Step 4 - BTTask for Patrol
- Create a Blueprint inheriting from ‘BTTask_BlueprintBase,’ name it ‘BTTask_FindRandomLocation.’ Open the Event Receive Execute AI node and call Get Random Reachable Point in Radius using the enemy's current world position as the origin.
- To write the result to the Blackboard, create a variable of type Blackboard Key Selector, name it ‘TargetLocationKey,’ and enable Instance Editable on it by clicking the eye icon in the Details panel. Then, in the Behavior Tree editor, set this variable to point to the ‘TargetLocation’ key. Use Set Value as Vector with that Key Selector variable to write the result at runtime.
- This Key Selector pattern is strongly recommended over addressing a key by string name directly. Both approaches work at runtime, but the Key Selector is configured in the editor, is refactor-safe, and avoids magic strings that break silently if a key is renamed.
- End the task with Finish Execute set to Success. A missing Finish Execute node locks the behavior tree on that task permanently and is the most common error in beginner Unreal AI setups.
Step 5 - Chase
- Use Unreal's built-in Move To task pointed at ‘TargetActor.’ No custom Blueprint is required.
- Gate this branch with a Blackboard Decorator checking ‘IsTargetDetected’ with the condition Is Set. For Bool keys specifically, Is Set evaluates to true when the value is true, which is the intended behavior here. For Object keys, Is Set means the reference is non-null, so the condition has a different meaning per key type. Do not assume the pattern transfers directly when working with other key types.
Step 6 - Tree Structure
- Place a Selector directly below the root. Attach BTS_CheckForTarget to this root Selector node, not to any child branch, so it runs continuously.

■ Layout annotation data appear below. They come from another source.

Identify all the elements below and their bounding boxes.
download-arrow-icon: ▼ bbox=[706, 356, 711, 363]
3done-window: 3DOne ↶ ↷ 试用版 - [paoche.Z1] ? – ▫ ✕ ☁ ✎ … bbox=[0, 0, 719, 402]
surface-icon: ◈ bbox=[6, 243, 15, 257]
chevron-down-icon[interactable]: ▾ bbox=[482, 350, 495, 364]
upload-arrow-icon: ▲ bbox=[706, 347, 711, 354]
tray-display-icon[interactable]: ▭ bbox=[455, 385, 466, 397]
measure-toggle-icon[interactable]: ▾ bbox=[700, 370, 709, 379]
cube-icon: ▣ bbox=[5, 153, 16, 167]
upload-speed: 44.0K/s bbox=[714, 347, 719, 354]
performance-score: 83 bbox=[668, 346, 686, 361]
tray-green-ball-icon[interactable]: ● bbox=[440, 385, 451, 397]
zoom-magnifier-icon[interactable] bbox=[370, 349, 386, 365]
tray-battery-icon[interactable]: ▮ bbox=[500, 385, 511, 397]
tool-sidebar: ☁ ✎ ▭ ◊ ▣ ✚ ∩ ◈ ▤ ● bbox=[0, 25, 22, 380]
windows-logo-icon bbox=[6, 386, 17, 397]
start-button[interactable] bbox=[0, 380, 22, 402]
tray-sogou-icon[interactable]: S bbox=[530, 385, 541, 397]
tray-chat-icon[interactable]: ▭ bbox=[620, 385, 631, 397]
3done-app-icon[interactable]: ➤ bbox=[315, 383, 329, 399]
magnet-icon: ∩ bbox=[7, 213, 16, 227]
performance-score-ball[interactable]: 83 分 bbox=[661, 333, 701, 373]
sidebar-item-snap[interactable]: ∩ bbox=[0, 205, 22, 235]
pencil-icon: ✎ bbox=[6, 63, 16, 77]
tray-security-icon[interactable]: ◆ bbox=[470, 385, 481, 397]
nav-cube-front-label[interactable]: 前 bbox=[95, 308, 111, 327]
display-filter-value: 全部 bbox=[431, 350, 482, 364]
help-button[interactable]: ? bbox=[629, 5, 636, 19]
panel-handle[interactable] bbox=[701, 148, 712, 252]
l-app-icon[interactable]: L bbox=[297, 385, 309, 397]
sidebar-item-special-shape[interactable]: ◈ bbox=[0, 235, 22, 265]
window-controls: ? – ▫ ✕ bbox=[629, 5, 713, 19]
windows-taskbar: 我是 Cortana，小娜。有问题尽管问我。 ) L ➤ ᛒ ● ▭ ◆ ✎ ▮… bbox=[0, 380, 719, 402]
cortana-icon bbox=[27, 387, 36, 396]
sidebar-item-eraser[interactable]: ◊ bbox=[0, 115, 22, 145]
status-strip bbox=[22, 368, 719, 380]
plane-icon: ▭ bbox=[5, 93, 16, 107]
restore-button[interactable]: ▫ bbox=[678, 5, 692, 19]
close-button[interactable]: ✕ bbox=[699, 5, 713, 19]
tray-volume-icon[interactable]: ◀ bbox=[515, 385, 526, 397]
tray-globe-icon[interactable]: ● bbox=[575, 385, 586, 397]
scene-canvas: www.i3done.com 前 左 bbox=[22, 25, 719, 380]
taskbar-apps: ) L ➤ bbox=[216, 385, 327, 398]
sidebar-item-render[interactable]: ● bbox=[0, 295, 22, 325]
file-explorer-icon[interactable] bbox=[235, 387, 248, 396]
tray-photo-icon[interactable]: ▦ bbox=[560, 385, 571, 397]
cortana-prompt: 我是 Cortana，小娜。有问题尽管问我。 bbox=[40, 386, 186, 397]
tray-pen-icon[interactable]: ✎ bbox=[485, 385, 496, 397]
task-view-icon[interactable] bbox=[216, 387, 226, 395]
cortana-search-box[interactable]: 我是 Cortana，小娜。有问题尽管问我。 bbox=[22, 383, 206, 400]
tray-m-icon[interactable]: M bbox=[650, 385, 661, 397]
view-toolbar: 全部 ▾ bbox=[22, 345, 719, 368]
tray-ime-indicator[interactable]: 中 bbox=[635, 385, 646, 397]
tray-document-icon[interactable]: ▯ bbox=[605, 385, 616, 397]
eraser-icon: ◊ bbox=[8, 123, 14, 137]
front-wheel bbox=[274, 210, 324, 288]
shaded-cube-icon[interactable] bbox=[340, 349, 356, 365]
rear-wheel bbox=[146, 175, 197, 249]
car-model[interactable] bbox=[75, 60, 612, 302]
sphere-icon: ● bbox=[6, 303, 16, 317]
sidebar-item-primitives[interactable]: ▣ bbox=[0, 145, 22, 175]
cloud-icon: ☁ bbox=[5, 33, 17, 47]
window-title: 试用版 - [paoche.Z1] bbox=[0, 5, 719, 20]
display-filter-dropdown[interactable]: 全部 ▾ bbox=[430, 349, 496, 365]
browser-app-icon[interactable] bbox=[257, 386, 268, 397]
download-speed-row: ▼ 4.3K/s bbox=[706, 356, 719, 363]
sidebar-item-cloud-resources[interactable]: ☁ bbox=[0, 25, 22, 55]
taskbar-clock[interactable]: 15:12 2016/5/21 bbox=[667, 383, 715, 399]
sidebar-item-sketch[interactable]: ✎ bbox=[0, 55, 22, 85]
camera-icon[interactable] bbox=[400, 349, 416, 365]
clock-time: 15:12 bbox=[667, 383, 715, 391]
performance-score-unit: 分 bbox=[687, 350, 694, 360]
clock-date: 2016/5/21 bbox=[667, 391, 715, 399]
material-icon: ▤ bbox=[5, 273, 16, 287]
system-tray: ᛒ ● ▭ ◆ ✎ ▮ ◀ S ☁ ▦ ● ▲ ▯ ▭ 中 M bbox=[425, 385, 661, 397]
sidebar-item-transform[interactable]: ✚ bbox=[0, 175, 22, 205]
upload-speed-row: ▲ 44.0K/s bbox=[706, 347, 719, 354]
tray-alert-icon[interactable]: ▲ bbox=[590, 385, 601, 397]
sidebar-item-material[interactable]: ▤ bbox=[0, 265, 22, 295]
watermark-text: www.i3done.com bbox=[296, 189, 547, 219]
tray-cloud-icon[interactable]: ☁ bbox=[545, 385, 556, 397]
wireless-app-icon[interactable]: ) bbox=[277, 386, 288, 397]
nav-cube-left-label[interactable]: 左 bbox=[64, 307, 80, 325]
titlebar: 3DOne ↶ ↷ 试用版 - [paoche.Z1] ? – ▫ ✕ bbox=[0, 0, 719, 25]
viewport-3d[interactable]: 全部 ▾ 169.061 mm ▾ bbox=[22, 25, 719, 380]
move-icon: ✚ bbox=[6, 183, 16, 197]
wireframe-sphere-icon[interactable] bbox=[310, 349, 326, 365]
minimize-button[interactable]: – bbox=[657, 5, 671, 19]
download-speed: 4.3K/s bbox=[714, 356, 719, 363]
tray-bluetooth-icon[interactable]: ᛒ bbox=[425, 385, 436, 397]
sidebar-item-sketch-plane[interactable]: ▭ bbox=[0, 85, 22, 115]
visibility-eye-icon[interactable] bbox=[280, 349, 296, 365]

- Left branch: a Sequence containing a Move To task pointed at TargetActor, gated by a Blackboard Decorator checking if IsTargetDetected Is Set. This is the chase branch and runs when a target has been detected.
- Right branch: a Sequence containing BTTask_FindRandomLocation followed by a Move To task pointed at TargetLocation. This is the patrol branch and runs when no target is detected, because the left branch's decorator fails and the Selector falls through to the right.
- The Selector evaluates left to right, so chase takes priority over patrol whenever a target is active.
For attack state logic beyond patrol and chase, Epic's developer community hosts an ‘Unreal Engine 5.4 behavior tree tutorial’ that builds directly on this setup. Follow it once both branches above are confirmed to be working.
Finite State Machine vs Behavior Trees vs NavMesh: When to Choose Each
The three systems are not competitors.
They address separate layers of the same problem, and in most shipped games, all three run simultaneously on the same character. For a broader look at how these tools fit into a full game AI development career, the The Complete Guide to Becoming an AI game developer in 2025 by Kelechi Edeh, covers decision systems, pathfinding, and machine learning tools in a professional context.
Outlook Respawn
The FSM in games remains the most readable entry point for new programmers. Behavior trees take over when complexity demands modularity and the transition graph of an FSM becomes unmanageable. Unity NavMesh and its Unreal equivalent sit underneath both systems, handling the physical act of movement through a scene.
A game AI beginner who builds all three in one project leaves with a toolkit that covers the majority of NPC problems encountered in professional development.